Surgical replacement of the diseased aortic valve consists in the implantation of a prosthetic heart valve (PHV), either biological or mechanical (BHV and MHV, respectively). Risks of complication have been linked to high levels of turbulence and consequent energy dissipation induced by the PHV.

As helicity is an emergent feature in cardiovascular flows, deemed to impact blood flow organization, stability and the turbulent energy cascade, in this study the interplay between the production/decay of phase-averaged and turbulent kinetic energy and helicity in the presence of a BHV or MHV was investigated. Technically, direct numerical simulations of the coupled fluid–structure interaction problem were conducted using the immersed boundary method. A quantitative description of phase-averaged and fluctuating helicity, mean and turbulent kinetic energy was adopted to explore the nature of the kinetic energy vs. helicity relationship.

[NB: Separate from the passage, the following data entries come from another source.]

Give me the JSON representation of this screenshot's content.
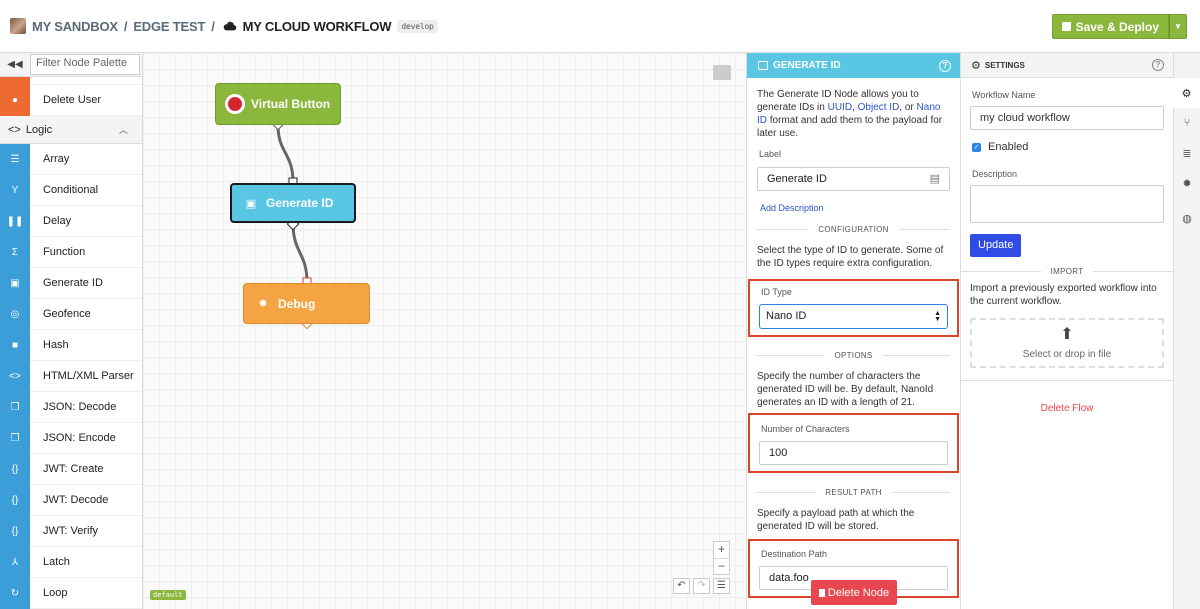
{
  "header": {
    "crumbs": [
      "MY SANDBOX",
      "EDGE TEST"
    ],
    "separator": "/",
    "workflow_name": "MY CLOUD WORKFLOW",
    "branch": "develop",
    "save_label": "Save & Deploy",
    "colors": {
      "save": "#8cb73d"
    }
  },
  "palette": {
    "filter_placeholder": "Filter Node Palette",
    "top_items": [
      {
        "label": "Delete User",
        "icon": "user-minus-icon",
        "color": "#ee6a33"
      }
    ],
    "category": "Logic",
    "items": [
      {
        "label": "Array",
        "icon": "list-icon"
      },
      {
        "label": "Conditional",
        "icon": "branch-icon"
      },
      {
        "label": "Delay",
        "icon": "pause-icon"
      },
      {
        "label": "Function",
        "icon": "sigma-icon"
      },
      {
        "label": "Generate ID",
        "icon": "id-card-icon"
      },
      {
        "label": "Geofence",
        "icon": "target-icon"
      },
      {
        "label": "Hash",
        "icon": "lock-icon"
      },
      {
        "label": "HTML/XML Parser",
        "icon": "code-icon"
      },
      {
        "label": "JSON: Decode",
        "icon": "copy-icon"
      },
      {
        "label": "JSON: Encode",
        "icon": "copy-icon"
      },
      {
        "label": "JWT: Create",
        "icon": "braces-icon"
      },
      {
        "label": "JWT: Decode",
        "icon": "braces-icon"
      },
      {
        "label": "JWT: Verify",
        "icon": "braces-icon"
      },
      {
        "label": "Latch",
        "icon": "fork-icon"
      },
      {
        "label": "Loop",
        "icon": "loop-icon"
      }
    ],
    "colors": {
      "node_icon": "#3b9ed8"
    }
  },
  "canvas": {
    "nodes": [
      {
        "label": "Virtual Button",
        "color": "#8cb73d"
      },
      {
        "label": "Generate ID",
        "color": "#59c6e3"
      },
      {
        "label": "Debug",
        "color": "#f4a442"
      }
    ],
    "zoom_in": "+",
    "zoom_out": "−",
    "default_tag": "default"
  },
  "node_panel": {
    "title": "GENERATE ID",
    "description_parts": [
      "The Generate ID Node allows you to generate IDs in ",
      "UUID",
      ", ",
      "Object ID",
      ", or ",
      "Nano ID",
      " format and add them to the payload for later use."
    ],
    "label_label": "Label",
    "label_value": "Generate ID",
    "add_description": "Add Description",
    "configuration_title": "CONFIGURATION",
    "configuration_text": "Select the type of ID to generate. Some of the ID types require extra configuration.",
    "id_type_label": "ID Type",
    "id_type_value": "Nano ID",
    "options_title": "OPTIONS",
    "options_text": "Specify the number of characters the generated ID will be. By default, NanoId generates an ID with a length of 21.",
    "num_chars_label": "Number of Characters",
    "num_chars_value": "100",
    "result_title": "RESULT PATH",
    "result_text": "Specify a payload path at which the generated ID will be stored.",
    "dest_label": "Destination Path",
    "dest_value": "data.foo",
    "delete_label": "Delete Node",
    "colors": {
      "header": "#59c6e3",
      "highlight": "#d9452b",
      "delete": "#e8474f"
    }
  },
  "settings": {
    "title": "SETTINGS",
    "workflow_name_label": "Workflow Name",
    "workflow_name_value": "my cloud workflow",
    "enabled_label": "Enabled",
    "enabled": true,
    "description_label": "Description",
    "update_label": "Update",
    "import_title": "IMPORT",
    "import_text": "Import a previously exported workflow into the current workflow.",
    "drop_text": "Select or drop in file",
    "delete_flow": "Delete Flow",
    "colors": {
      "update": "#2f4de6"
    }
  }
}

A clear PHV-type dependence of the helicity production/decay in the downstream hemodynamics emerged, with MHVs hemodynamics presenting larger phase-averaged and fluctuating helicity than BHVs. For both heart valve types strong linear correlations were found between volume-average kinetic energy and helicity when based on phase-averaged or fluctuating quantities (Pearson's correlation coefficient r up to 0.98, p<0.001). The generation of turbulent kinetic energy or fluctuating helicity for both heart valve types was delayed with respect to the inflow waveform or the generation of both mean kinetic energy and phase-averaged helicity (up to 5.4% of the cardiac cycle). The exploration of the link between helical and turbulent hemodynamic flow features expands the current understanding of the PHV hemodynamic features associated with clinical complications, potentially translating into improvements of the design of PHVs.

病变主动脉瓣的手术置换包括植入人工心脏瓣膜 (PHV)，无论是生物瓣膜还是机械瓣膜（分别为 BHV 和 MHV）。并发症的风险与 PHV 引起的高水平湍流和随之而来的能量耗散有关。

由于螺旋度是心血管血流中的一个新兴特征，被认为会影响血流组织、稳定性和湍流能量级联，因此在本研究中，在 BHV 存在下相位平均和湍流动能的产生/衰减与螺旋度之间的相互作用或 MHV 进行了调查。从技术上讲，耦合流固耦合问题的直接数值模拟是使用浸没边界法进行的。采用相位平均和波动螺旋度、平均和湍流动能的定量描述来探索动能与螺旋度关系的性质。

出现了明显的 PHV 型依赖性，即下游血流动力学中的螺旋度产生/衰减，其中 MHV 血流动力学呈现出比 BHV 更大的相位平均和波动螺旋度。对于两种心脏瓣膜类型，当基于相位平均或波动量时，体积平均动能和螺旋度之间存在强线性相关性（皮尔逊相关系数r高达 0.98，p<0.001)。相对于流入波形或平均动能和相位平均螺旋度的产生（高达心动周期的 5.4%），两种心脏瓣膜类型的湍流动能或波动螺旋度的产生都延迟了。对螺旋和湍流血流动力学特征之间联系的探索扩展了当前对与临床并发症相关的 PHV 血流动力学特征的理解，有可能转化为 PHV 设计的改进。